Most approaches on hate speech detection focus on direct hatred content, neglecting indirect or veiled hate speech. Moreover, automated methods usually rely on annotated corpora, which are still scarce in Portuguese and useless to study spatiotemporally delimited issues, such as the Covid-19 pandemic. This project seeks to contribute to the analysis and detection of online hate speech in Portuguese, investigating the linguistic and rhetorical strategies underlying both overt and covert hatred content. Specifically, we will create a large annotated corpus from social media, covering the Covid-19 pandemic, which will support the development of a machine learning prototype to detect hate speech, and assess its explicitness and intensity, considering the time period and geolocation data.

Goals

The key objectives of this project are twofold. Firstly, it attempts to develop methods for semi-automatically creating a large-scale Portuguese annotated corpus covering both overt and covert online hate speech, before and during the Covid-19 pandemic. Secondly, it intends to create a prototype that demonstrates how the information in the annotated corpus can support hate speech detection, allowing users to visualize the metrics extracted from data, considering attributes like hate speech target and publication date, and highlighting the linguistic and rhetorical clues underlying hatred content. The developed resources and tools will promote the research on the dynamics of online hate speech in Portuguese, particularly in adverse contexts, such as a pandemic outbreak.  

Description

Most research in hate speech detection focuses on the creation of linguistic resources, particularly annotated corpora, and on the development of methods and tools for automatically detecting offensive or abusive language [1].

However, the lack of consensus on the definition and characterization of hate speech has led to the creation of heterogeneous resources and approaches, based on different semantic classification systems, making it difficult to compare them [2]. In addition, hate speech is intrinsically dependent on the sociocultural context, which means that existing resources cannot be directly transferable or easily adaptable to other linguistic and pragmatic contexts. Although there are few corpora specifically designed for detecting hate speech in Portuguese [3], their usefulness is quite limited if we want to study spatiotemporally delimited phenomena, such as the expression of hate by the Portuguese online community during the Covid-19 pandemic.

Moreover, existing corpora are often created based on elementary lexical-based approaches, using closed lists of keywords with negative polarity, typically involving epithets and slurs to incite hatred or violence against a group. This selection method leaves out an immense set of potentially relevant hatred content, preventing an in-depth understanding of the nature and extent of this phenomenon. Furthermore, most research focuses on the analysis and detection of direct and overt hate speech, neglecting other productive forms of hate speech, such as indirect and covert hate speech. The latter usually uses irony, analogy and humor, posing additional challenges to human and automated recognition.
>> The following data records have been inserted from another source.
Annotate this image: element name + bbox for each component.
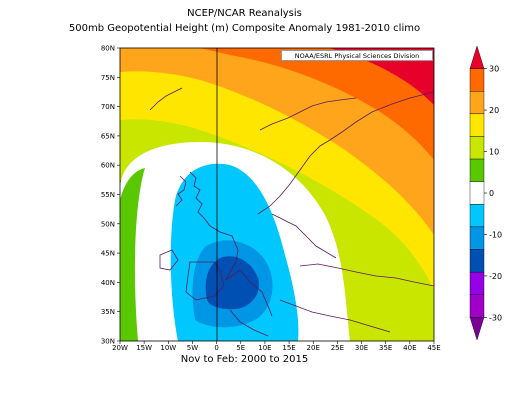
- colorbar-tick-label: 20: [489, 106, 499, 115]
- colorbar-segment: [469, 249, 485, 273]
- lon-tick-label: 20E: [307, 344, 320, 352]
- colorbar-tick-label: 0: [489, 189, 494, 198]
- colorbar-tick-label: -10: [489, 230, 502, 239]
- credit-label: NOAA/ESRL Physical Sciences Division: [281, 50, 433, 61]
- lon-tick-label: 5E: [236, 344, 245, 352]
- lon-tick-label: 15E: [282, 344, 295, 352]
- lat-tick-label: 65N: [101, 132, 115, 140]
- lon-tick-label: 15W: [136, 344, 152, 352]
- colorbar-ticks: 30 20 10 0 -10 -20 -30: [484, 65, 502, 322]
- lat-tick-label: 60N: [101, 162, 115, 170]
- period-label: Nov to Feb: 2000 to 2015: [180, 354, 309, 365]
- lon-tick-label: 10W: [160, 344, 176, 352]
- lon-tick-label: 25E: [331, 344, 344, 352]
- lat-tick-label: 80N: [101, 45, 115, 53]
- colorbar-segment: [469, 45, 485, 69]
- lat-tick-label: 50N: [101, 220, 115, 228]
- lon-tick-label: 0: [214, 344, 218, 352]
- coastlines: [149, 51, 434, 337]
- colorbar-tick-label: -20: [489, 272, 502, 281]
- lon-tick-label: 45E: [427, 344, 440, 352]
- chart-title: NCEP/NCAR Reanalysis: [187, 8, 302, 19]
- lon-tick-label: 30E: [355, 344, 368, 352]
- chart-subtitle: 500mb Geopotential Height (m) Composite …: [68, 23, 421, 34]
- lon-tick-label: 20W: [112, 344, 128, 352]
- colorbar-segment: [469, 68, 485, 92]
- colorbar-tick-label: 30: [489, 65, 499, 74]
- lat-tick-label: 55N: [101, 191, 115, 199]
- lat-tick-label: 45N: [101, 250, 115, 258]
- colorbar-segment: [469, 204, 485, 228]
- colorbar-tick-label: -30: [489, 313, 502, 322]
- band-pos-30: [330, 48, 434, 105]
- band-pos-25: [200, 48, 434, 160]
- colorbar-segment: [469, 158, 485, 182]
- band-west-pos: [120, 168, 145, 341]
- latitude-ticks: 30N 35N 40N 45N 50N 55N 60N 65N 70N 75N 80N: [101, 45, 120, 346]
- lat-tick-label: 35N: [101, 308, 115, 316]
- lon-tick-label: 40E: [403, 344, 416, 352]
- lat-tick-label: 75N: [101, 74, 115, 82]
- colorbar-segment: [469, 294, 485, 318]
- colorbar-segment: [469, 271, 485, 295]
- longitude-ticks: 20W 15W 10W 5W 0 5E 10E 15E 20E 25E 30E 35E 40E 45E: [112, 341, 441, 352]
- lon-tick-label: 10E: [258, 344, 271, 352]
- colorbar-segment: [469, 317, 485, 341]
- lon-tick-label: 5W: [187, 344, 198, 352]
- colorbar-tick-label: 10: [489, 148, 499, 157]
- lat-tick-label: 30N: [101, 338, 115, 346]
- band-neg-15: [205, 256, 259, 310]
- colorbar-segment: [469, 113, 485, 137]
- lat-tick-label: 70N: [101, 103, 115, 111]
- colorbar-segment: [469, 91, 485, 115]
- anomaly-field: [120, 48, 434, 341]
- colorbar-segment: [469, 136, 485, 160]
- lon-tick-label: 35E: [379, 344, 392, 352]
- lat-tick-label: 40N: [101, 279, 115, 287]
- colorbar: [469, 45, 485, 341]
- colorbar-segment: [469, 181, 485, 205]
- colorbar-segment: [469, 226, 485, 250]
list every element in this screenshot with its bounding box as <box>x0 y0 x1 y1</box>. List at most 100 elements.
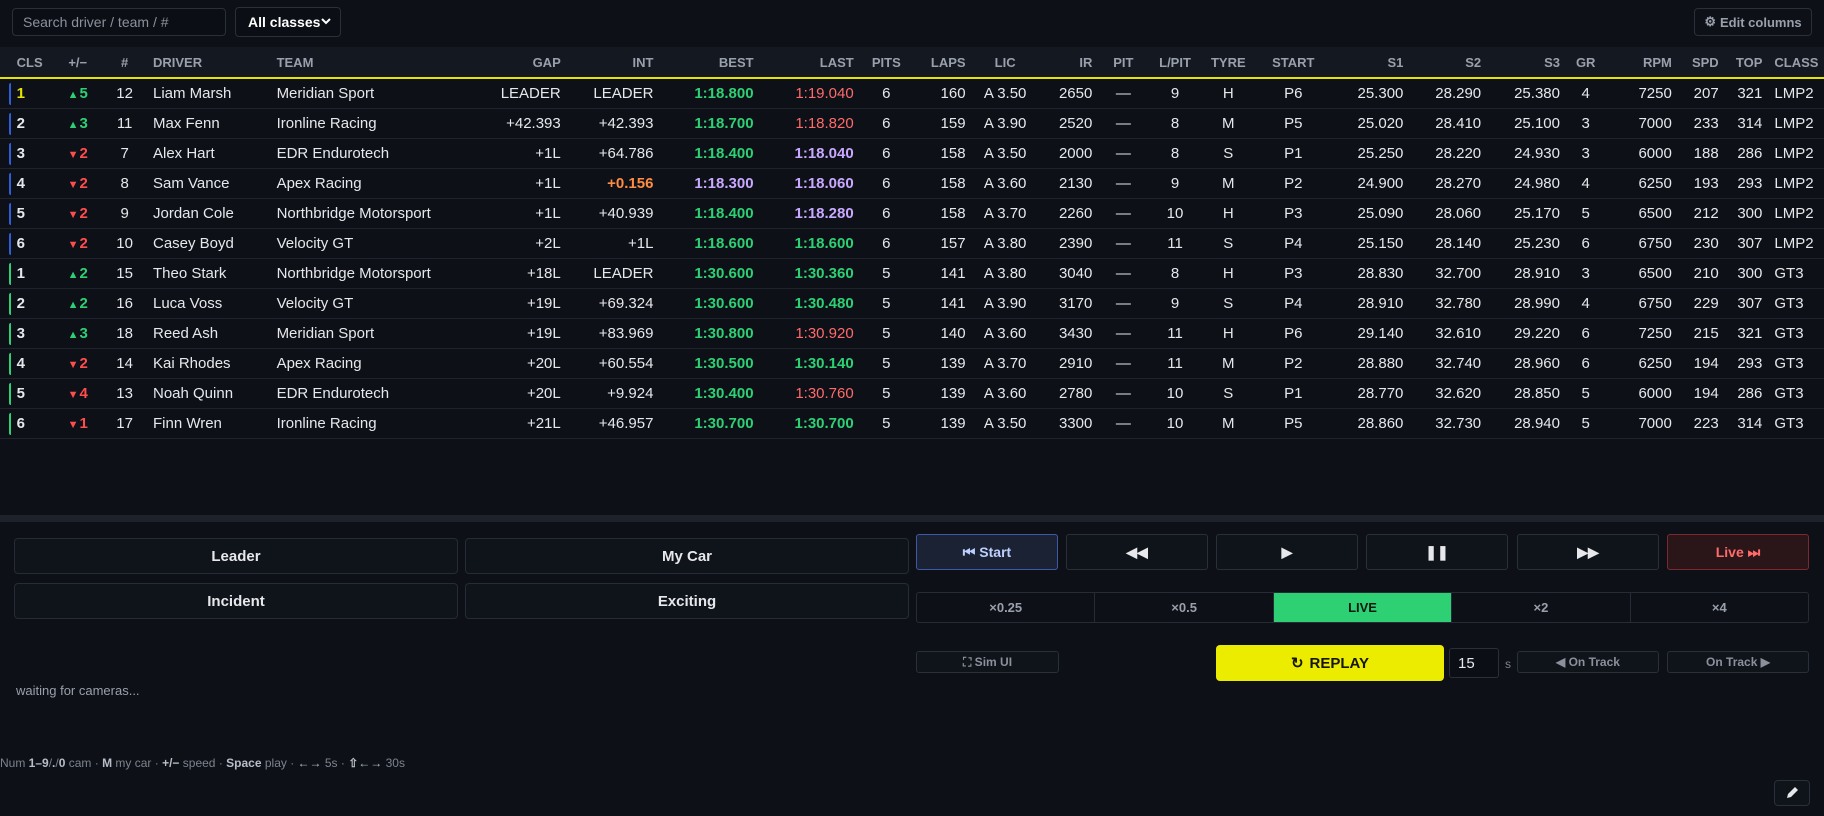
hint-text: Num <box>0 756 29 770</box>
replay-seconds-input[interactable] <box>1449 648 1499 678</box>
table-row[interactable]: 5 ▼2 9 Jordan Cole Northbridge Motorsport +1L… <box>0 198 1824 229</box>
column-header[interactable]: +/− <box>53 47 103 79</box>
column-header[interactable]: S1 <box>1331 47 1410 79</box>
sim-ui-button[interactable]: ⛶ Sim UI <box>916 651 1059 673</box>
cell-spd: 223 <box>1677 408 1725 439</box>
table-row[interactable]: 4 ▼2 14 Kai Rhodes Apex Racing +20L +60.554 1:3… <box>0 348 1824 379</box>
column-header[interactable]: LAST <box>759 47 860 79</box>
pause-button[interactable]: ❚❚ <box>1366 534 1508 570</box>
cell-gap: +1L <box>447 168 567 199</box>
cell-gr: 6 <box>1565 348 1606 379</box>
cell-ir: 2780 <box>1038 378 1099 409</box>
cell-lic: A 3.60 <box>971 378 1039 409</box>
cell-class: LMP2 <box>1768 108 1824 139</box>
cell-laps: 157 <box>912 228 972 259</box>
column-header[interactable]: PITS <box>859 47 913 79</box>
cell-gr: 4 <box>1565 78 1606 109</box>
column-header[interactable]: L/PIT <box>1148 47 1202 79</box>
cell-driver: Max Fenn <box>146 108 271 139</box>
play-button[interactable]: ▶ <box>1216 534 1358 570</box>
cell-class: GT3 <box>1768 378 1824 409</box>
on-track-next-button[interactable]: On Track ▶ <box>1667 651 1809 673</box>
table-row[interactable]: 6 ▼2 10 Casey Boyd Velocity GT +2L +1L 1:18.600… <box>0 228 1824 259</box>
table-row[interactable]: 4 ▼2 8 Sam Vance Apex Racing +1L +0.156 1:18.30… <box>0 168 1824 199</box>
fast-forward-button[interactable]: ▶▶ <box>1517 534 1659 570</box>
table-row[interactable]: 2 ▲3 11 Max Fenn Ironline Racing +42.393 +42.3… <box>0 108 1824 139</box>
class-filter-select[interactable]: All classes <box>235 7 341 37</box>
column-header[interactable]: BEST <box>659 47 760 79</box>
go-live-button[interactable]: Live ⏭ <box>1667 534 1809 570</box>
table-row[interactable]: 1 ▲5 12 Liam Marsh Meridian Sport LEADER LEADE… <box>0 78 1824 109</box>
cell-gap: +1L <box>447 198 567 229</box>
cell-s3: 28.990 <box>1487 288 1566 319</box>
cell-best: 1:18.400 <box>659 138 760 169</box>
cell-rpm: 6250 <box>1605 348 1678 379</box>
column-header[interactable]: SPD <box>1677 47 1725 79</box>
column-header[interactable]: CLASS <box>1768 47 1824 79</box>
cell-team: Meridian Sport <box>270 78 448 109</box>
table-row[interactable]: 3 ▼2 7 Alex Hart EDR Endurotech +1L +64.786 1:1… <box>0 138 1824 169</box>
search-input[interactable] <box>12 8 226 36</box>
table-row[interactable]: 3 ▲3 18 Reed Ash Meridian Sport +19L +83.969 1:… <box>0 318 1824 349</box>
cell-best: 1:18.600 <box>659 228 760 259</box>
column-header[interactable]: TEAM <box>270 47 448 79</box>
cell-gr: 3 <box>1565 138 1606 169</box>
speed-option[interactable]: LIVE <box>1273 593 1453 622</box>
cell-team: Velocity GT <box>270 288 448 319</box>
column-header[interactable]: LIC <box>971 47 1039 79</box>
cell-pits: 5 <box>859 348 913 379</box>
speed-option[interactable]: ×0.25 <box>917 593 1096 622</box>
on-track-prev-button[interactable]: ◀ On Track <box>1517 651 1659 673</box>
column-header[interactable]: RPM <box>1605 47 1678 79</box>
camera-leader-button[interactable]: Leader <box>14 538 458 574</box>
column-header[interactable]: INT <box>566 47 660 79</box>
rewind-button[interactable]: ◀◀ <box>1066 534 1208 570</box>
replay-button[interactable]: ↻ REPLAY <box>1216 645 1444 681</box>
column-header[interactable]: # <box>102 47 147 79</box>
speed-option[interactable]: ×2 <box>1452 593 1631 622</box>
cell-tyre: S <box>1201 138 1255 169</box>
pencil-icon[interactable] <box>1774 780 1810 806</box>
column-header[interactable]: CLS <box>10 47 54 79</box>
cell-int: +64.786 <box>566 138 660 169</box>
cell-tyre: M <box>1201 348 1255 379</box>
cell-gap: +19L <box>447 318 567 349</box>
cell-s1: 25.020 <box>1331 108 1410 139</box>
edit-columns-button[interactable]: ⚙ Edit columns <box>1694 8 1812 36</box>
column-header[interactable]: S3 <box>1487 47 1566 79</box>
cell-driver: Finn Wren <box>146 408 271 439</box>
cell-class: LMP2 <box>1768 138 1824 169</box>
column-header[interactable]: IR <box>1038 47 1099 79</box>
position-change: ▼2 <box>53 198 103 229</box>
cell-s3: 28.910 <box>1487 258 1566 289</box>
column-header[interactable]: S2 <box>1409 47 1488 79</box>
column-header[interactable]: TYRE <box>1201 47 1255 79</box>
arrow-up-icon: ▲ <box>67 119 79 131</box>
class-color-bar <box>0 198 11 229</box>
cell-class: GT3 <box>1768 288 1824 319</box>
arrow-up-icon: ▲ <box>67 269 79 281</box>
column-header[interactable]: DRIVER <box>146 47 271 79</box>
panel-divider[interactable] <box>0 515 1824 522</box>
camera-incident-button[interactable]: Incident <box>14 583 458 619</box>
column-header[interactable]: GAP <box>447 47 567 79</box>
table-row[interactable]: 1 ▲2 15 Theo Stark Northbridge Motorsport +18… <box>0 258 1824 289</box>
column-header[interactable]: LAPS <box>912 47 972 79</box>
column-header[interactable]: GR <box>1565 47 1606 79</box>
jump-to-start-button[interactable]: ⏮ Start <box>916 534 1058 570</box>
speed-option[interactable]: ×4 <box>1711 600 1727 615</box>
cell-laps: 158 <box>912 198 972 229</box>
camera-exciting-button[interactable]: Exciting <box>465 583 909 619</box>
table-row[interactable]: 6 ▼1 17 Finn Wren Ironline Racing +21L +46.957… <box>0 408 1824 439</box>
column-header[interactable]: TOP <box>1724 47 1769 79</box>
speed-option[interactable]: ×0.5 <box>1095 593 1274 622</box>
column-header[interactable]: PIT <box>1098 47 1149 79</box>
table-row[interactable]: 2 ▲2 16 Luca Voss Velocity GT +19L +69.324 1:30… <box>0 288 1824 319</box>
camera-my-car-button[interactable]: My Car <box>465 538 909 574</box>
cell-team: EDR Endurotech <box>270 138 448 169</box>
cell-lic: A 3.60 <box>971 318 1039 349</box>
column-header[interactable]: START <box>1254 47 1332 79</box>
table-row[interactable]: 5 ▼4 13 Noah Quinn EDR Endurotech +20L +9.924 1… <box>0 378 1824 409</box>
cell-s2: 28.140 <box>1409 228 1488 259</box>
cell-lpit: 9 <box>1148 288 1202 319</box>
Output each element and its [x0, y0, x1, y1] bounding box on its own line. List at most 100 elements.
To address the research gaps mentioned above, we will create a representative corpus covering online hate speech before and during Covid-19 pandemic in Portugal. This corpus will be finely-grained annotated, considering several dimensions related to hate speech. The annotation will be performed by trained annotators, following specific guidelines that will be created by the project’s team and then validated by experts from social sciences. In addition to manual annotation, which will be subject to a thorough inter-annotator agreement study, we will apply transfer-learning methods to automatically enlarge the annotated corpus [4]. The annotations from corpora will support the development of machine learning classifiers capable of identifying and monitoring both overt and veiled hate speech in Portuguese social media.